The Asturian businessman and communicator Coque Yustas, creator of the podcast El Inconformista, published a video on Instagram in which he explains in detail how the business conglomerate GAESA operates as a mechanism for enriching the Castro leadership at the expense of the Cuban people.
In the nearly three-minute video titled "GAESA: How the Castros Looted Cuba," Yustas poses a question that encapsulates the core of his analysis.
"How is it possible that, no matter how ineffective and disastrous the management of the Cuban communist leaders is, they took a country that ranked among the highest in the world in terms of prosperity and brought it down to nearly the level of the poorest countries in Africa?"
Her response is straightforward: it's not just a matter of incompetence, but of deliberate corruption.
"The needs and misery that the Cuban people are experiencing are at the expense of enriching the military elite of the country's communist leaders, the generals," he asserts.
Yustas describes GAESA —Grupo de Administración Empresarial S.A.— as a “parallel government” that controls 40% of Cuba's GDP without being accountable to the National Assembly, the citizenry, or any institution.
"GAESA is a government in the shadows, a government that appoints and removes ministers because it is the true power in Cuba," he points out.
The conglomerate was established in the 1990s by brothers Fidel and Raúl Castro following the Soviet collapse and was led for 26 years by General Luis Alberto Rodríguez López-Calleja, Raúl Castro's son-in-law, until his death on July 1, 2022.
Yustas compares this scenario to hereditary monarchies: "Cuban communists are like hereditary monarchies but in a republican version," he says, pointing out that after Rodríguez López-Calleja, control passed into the hands of Raúl Guillermo Rodríguez Castro (El Cangrejo), who does not lead officially but from the shadows, behind the scenes.
The Asturian communicator details the corruption scheme centered around hotel construction: the Cuban state commissions and pays GAESA for the construction of five-star hotels, and the conglomerate keeps the money regardless of whether there are tourists or if the hotel ever opens.

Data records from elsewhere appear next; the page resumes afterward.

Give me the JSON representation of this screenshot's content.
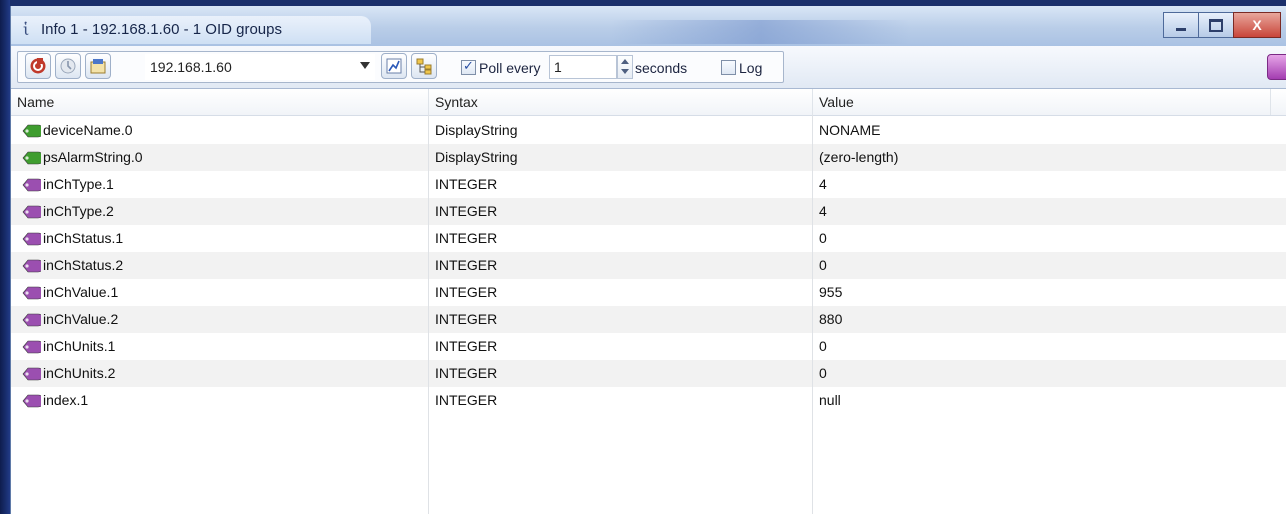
{
  "window": {
    "title": "Info 1  -  192.168.1.60  -  1 OID groups",
    "title_icon": "info-icon",
    "controls": [
      "minimize-icon",
      "maximize-icon",
      "close-icon"
    ],
    "close_glyph": "X"
  },
  "toolbar": {
    "ip_value": "192.168.1.60",
    "poll_label": "Poll every",
    "poll_checked": true,
    "poll_interval": "1",
    "seconds_label": "seconds",
    "log_label": "Log",
    "log_checked": false
  },
  "table": {
    "columns": [
      "Name",
      "Syntax",
      "Value"
    ],
    "rows": [
      {
        "name": "deviceName.0",
        "syntax": "DisplayString",
        "value": "NONAME",
        "icon": "green"
      },
      {
        "name": "psAlarmString.0",
        "syntax": "DisplayString",
        "value": "(zero-length)",
        "icon": "green"
      },
      {
        "name": "inChType.1",
        "syntax": "INTEGER",
        "value": "4",
        "icon": "purple"
      },
      {
        "name": "inChType.2",
        "syntax": "INTEGER",
        "value": "4",
        "icon": "purple"
      },
      {
        "name": "inChStatus.1",
        "syntax": "INTEGER",
        "value": "0",
        "icon": "purple"
      },
      {
        "name": "inChStatus.2",
        "syntax": "INTEGER",
        "value": "0",
        "icon": "purple"
      },
      {
        "name": "inChValue.1",
        "syntax": "INTEGER",
        "value": "955",
        "icon": "purple"
      },
      {
        "name": "inChValue.2",
        "syntax": "INTEGER",
        "value": "880",
        "icon": "purple"
      },
      {
        "name": "inChUnits.1",
        "syntax": "INTEGER",
        "value": "0",
        "icon": "purple"
      },
      {
        "name": "inChUnits.2",
        "syntax": "INTEGER",
        "value": "0",
        "icon": "purple"
      },
      {
        "name": "index.1",
        "syntax": "INTEGER",
        "value": "null",
        "icon": "purple"
      }
    ]
  },
  "colors": {
    "oid_green": "#3f9d2f",
    "oid_purple": "#9b4fb0",
    "alt_row": "#f2f2f2"
  }
}
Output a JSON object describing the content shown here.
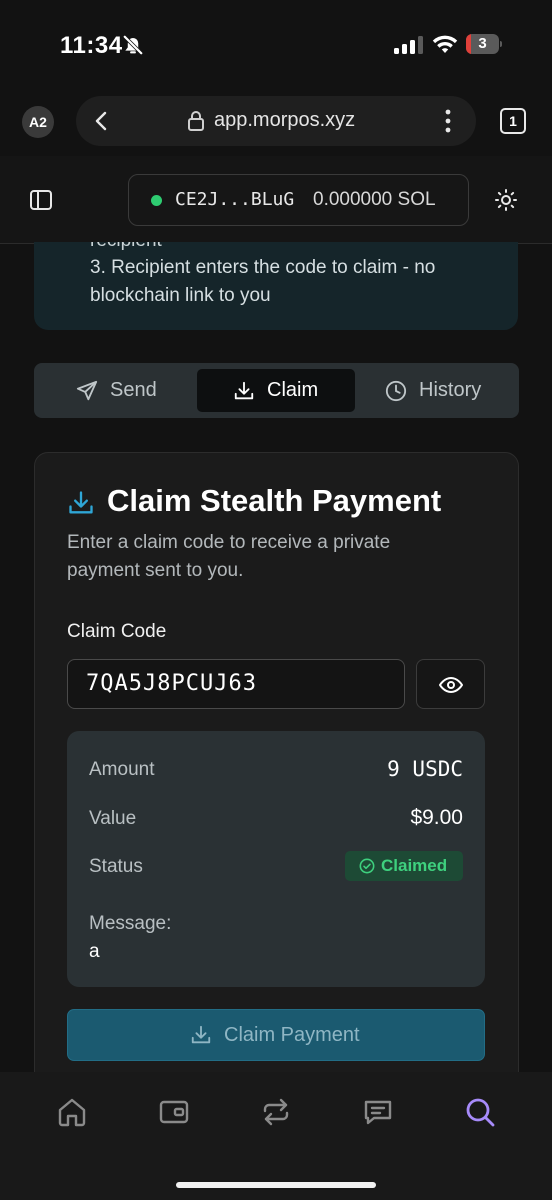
{
  "status_bar": {
    "time": "11:34",
    "battery": "3",
    "battery_level": 0.15
  },
  "browser": {
    "avatar": "A2",
    "url": "app.morpos.xyz",
    "tab_count": "1"
  },
  "header": {
    "wallet_address": "CE2J...BLuG",
    "balance": "0.000000 SOL",
    "connected_color": "#2ecc71"
  },
  "info": {
    "clipped_text": "recipient",
    "lines": [
      "3. Recipient enters the code to claim - no",
      "blockchain link to you"
    ]
  },
  "tabs": [
    {
      "label": "Send",
      "icon": "send-icon",
      "active": false
    },
    {
      "label": "Claim",
      "icon": "download-icon",
      "active": true
    },
    {
      "label": "History",
      "icon": "clock-icon",
      "active": false
    }
  ],
  "claim": {
    "title": "Claim Stealth Payment",
    "description": "Enter a claim code to receive a private payment sent to you.",
    "field_label": "Claim Code",
    "code": "7QA5J8PCUJ63",
    "details": {
      "amount_label": "Amount",
      "amount": "9 USDC",
      "value_label": "Value",
      "value": "$9.00",
      "status_label": "Status",
      "status": "Claimed",
      "message_label": "Message:",
      "message": "a"
    },
    "button_label": "Claim Payment"
  },
  "bottom_nav": [
    "home-icon",
    "wallet-icon",
    "swap-icon",
    "messages-icon",
    "search-icon"
  ],
  "colors": {
    "accent": "#1b5a70",
    "active_nav": "#a78bfa",
    "success": "#3ed07e"
  }
}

The business is in building the hotel, not in having tourists. It makes no difference to them whether the hotel ever opens.
There is data to support this complaint: between 2021 and 2023, 36% of all Cuban government investment was directed towards hotel infrastructure construction, compared to 1.9% allocated to health and 1.3% to education.
Regarding the fate of the money, Yustas claims that "it is handled opaquely and is laundered to Panama and the United Arab Emirates," with possible ramifications in Russia and China.
It is estimated that the faction aligned with the Castros could have accumulated around 18 billion dollars in opaque accounts, a figure that coincides with what was revealed by the Miami Herald in August 2025 based on leaked internal financial documents, which indicated that GAESA had millions deposited in banks as of March 2024.
The post generated a wide response among Cubans in the comments section.
"Since January 1, 1959, the plundering began under the indifferent gaze of some, the applause of many, the disappointment of others, and the servility of the most," wrote a user.
Another added, "The major problem in my country has always been corruption; they care about nothing but their own benefit."
Yustas closed the video expressing his hope that international pressure would come through economic means.
"I hope, I believe, and I anticipate that this will be where Donald Trump starts to manage the dismantling of the Cuban dictatorship, targeting GAESA," referring to the assets accumulated by the military conglomerate, whose opaque structure in Panama, Cyprus, and Liberia has allowed it to evade international sanctions for decades.